Wir werden wohl die Sibirienreisen auf 2006 verschieben.Wahrscheinlich werden wir in diesem Sommer wohl 7 Wochen in unserem Haus am Skarnsundet sein. Du bist mit Deiner Frau herzlich eingeladen.
Zur Not fangen wir Lachse mit der Trockenfliege im warmem Pool ( so wie Du es wahrscheinlich kennst von der Mündung der Oselva ( Richtung Molde).
Gruss
Marlies und salmon Wim


----------



## Karstein (11. März 2005)

*AW: Statistik Lachs-und Meerforellenfang in Norwegen 2004*

Hallo Wim,

herzlichen Dank für die Einladung! "Leider" haben Tanja und ich schon alle sechs Urlaubswochen mit Norwegen verplant und kommen nicht in die Nähe von Skarnsundet...

Aber vielleicht findest Du ja Zeit und kommst mit Marlies im Juni mal bei uns vorbei, falls der Batnfjordselva optimale Bedingungen bietet?
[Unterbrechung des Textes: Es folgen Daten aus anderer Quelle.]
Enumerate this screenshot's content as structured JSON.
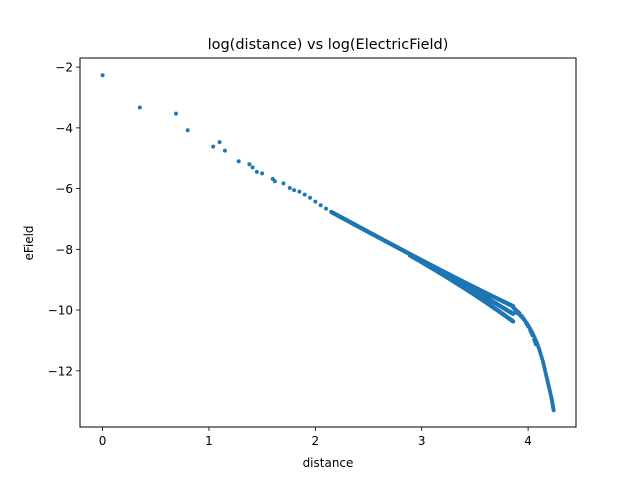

Wenn´s nicht so weit von uns weg wäre, hätte ich ja auch die Rauma vorgeschlagen - aber der Batnfjordselva ist nun mal wesentlich dichter dran.

Lachse mit der Trockenfliege??? Habe ich auch noch nie versucht, klingt nach spaßiger Angelegenheit!  Oder meinst einen dreggenden Streamer mit seitlichem Knoten?

Viele Grüße an euch Zwei aus Berlin

Karsten


----------